Greg V
The Third Edition of the American Heritage New Dictionary of Cultural Literacy defines the word journeyman as “A skilled artisan who works on hire for master artisans rather than for himself.” If the definition was appended to read “A master artisan who works on hire for master artisans rather than for himself,” it would be an apt description of both Greg V. and his career.

Working for artists as diverse as Double Trouble and Wynnona Judd, in addition to working on soundtracks from shows as varied as Max Headroom and Baywatch, Greg has been able to hone his chops in a variety of situations, allowing him to develop the Zen-like ability to place the right note in exactly the right space, playing for the song rather than for attention. That right-time, right-place aesthetic has also filtered its way into Greg’s life geographically, having lived at various times in several major music markets around the country, such as San Francisco, L.A. and Austin.

Greg currently resides in Nashville, where he works as an in-demand session player in addition to taking the occasional touring gig. We were recently able to catch up with him to find out what life is like for a guitarist beginning a career in the Nashville studio scene, as well as how he ended up there.

Greg VWhen did you decide to play guitar?

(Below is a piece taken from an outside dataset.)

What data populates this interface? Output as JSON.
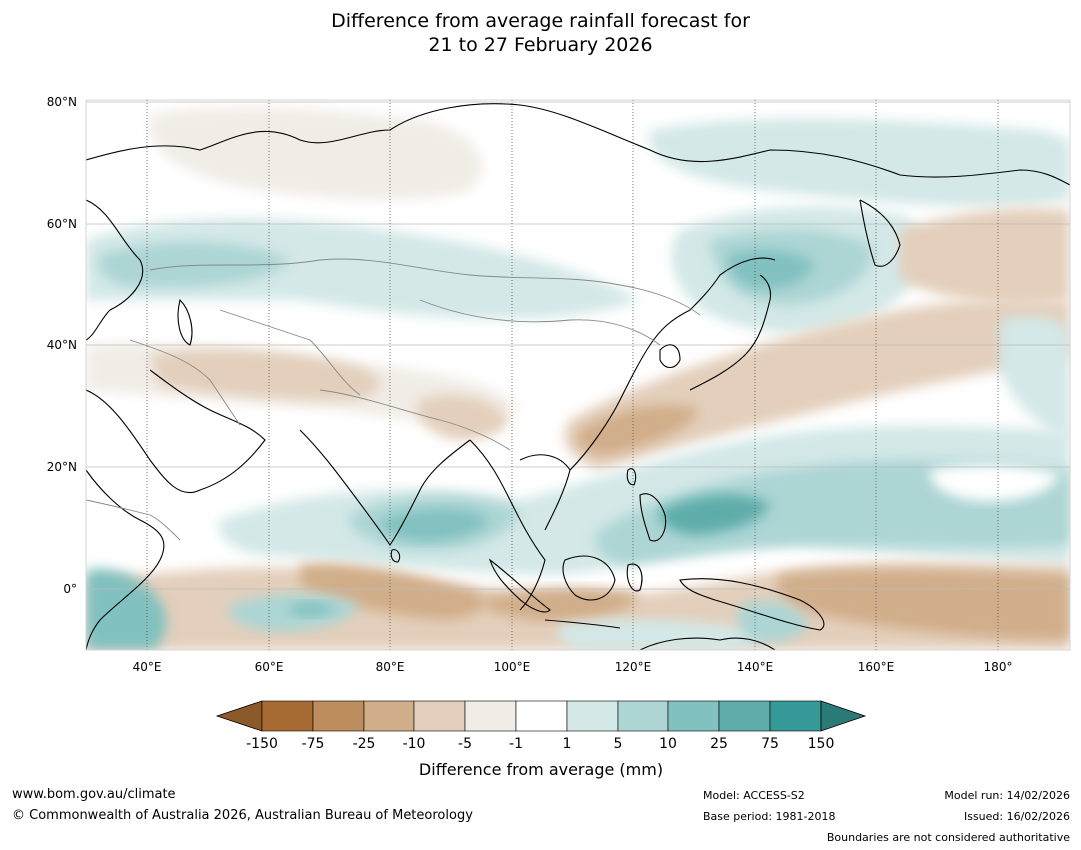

I started when I was 13, during the summer break between seventh and eighth grade. I loved Elton John and the Who, a lot of great, classic ‘70s rock. I was starting to write lyrics because I wanted to be involved in the songwriting process, but I realized I was a horrible singer and lyricist, so I started playing guitar. The first day was ten hours, the next day was eight hours, then my fingers hurt, so I only played four hours the third day.

Playing until the skin came off of your fingers?

Yeah, the classic story; I had a really horrible old acoustic that my parents bought for me at the PX for something like ten dollars. It had a small little body and really high action. It wasn’t a Harmony, but it was something like that. And, you know, I was just persistent; once I latched on to the guitar it was as though a long lost limb was reconnected. I just couldn’t let go. I wouldn’t let go.

Was there a defining moment for you – like seeing the Beatles on the Ed Sullivan show – when you thought, that’s what I want to do?

That moment was literally getting the guitar in my hands. That’s why I never stopped playing. I don’t think I missed a day of playing the guitar for several years, and I played at least three or four hours a day. Even when I was sick and had to stay home, I was playing guitar. Those were my formative years; I would pick up riffs from Lynyrd Skynyrd and Ted Nugent records, sitting there for hours, picking the needle up and dropping it back down on the record a million times, trying to learn the intro to “Sweet Home Alabama.”

I remember cueing up records over and over.

Yeah, and trying to slow them down to 16 rpm, to learn the quicker licks. If you were a kid back then, and you had that kind of relentless nature to keep doing that over and over, you know there was something seriously driving you. Otherwise, it took too much effort!

Greg VMoving forward a bit – how did you then make the transition from high school bands and bar bands to studio and soundtrack work?

That was a bit of a process. I played in bands in high school in the panhandle of Florida. My parents lived on a farm in a small town called Laurel Hill, and I was playing weekends there. I was in a couple of different bands; one was a straight up, hard-country band, doing Willie Nelson and Merle Haggard tunes, and the other was a rock band, where we could make more money doing Blackfoot, Molly Hatchet and Skynyrd covers.

Would this have been in the late ‘70s?

Yeah, exactly, this was the late 70’s, and it was a great period of time because there were tons of clubs all along the panhandle. I played all over, from Tallahassee to Mobile, Alabama. You know, I was 16, 17, 18 years old, and making great money for back then.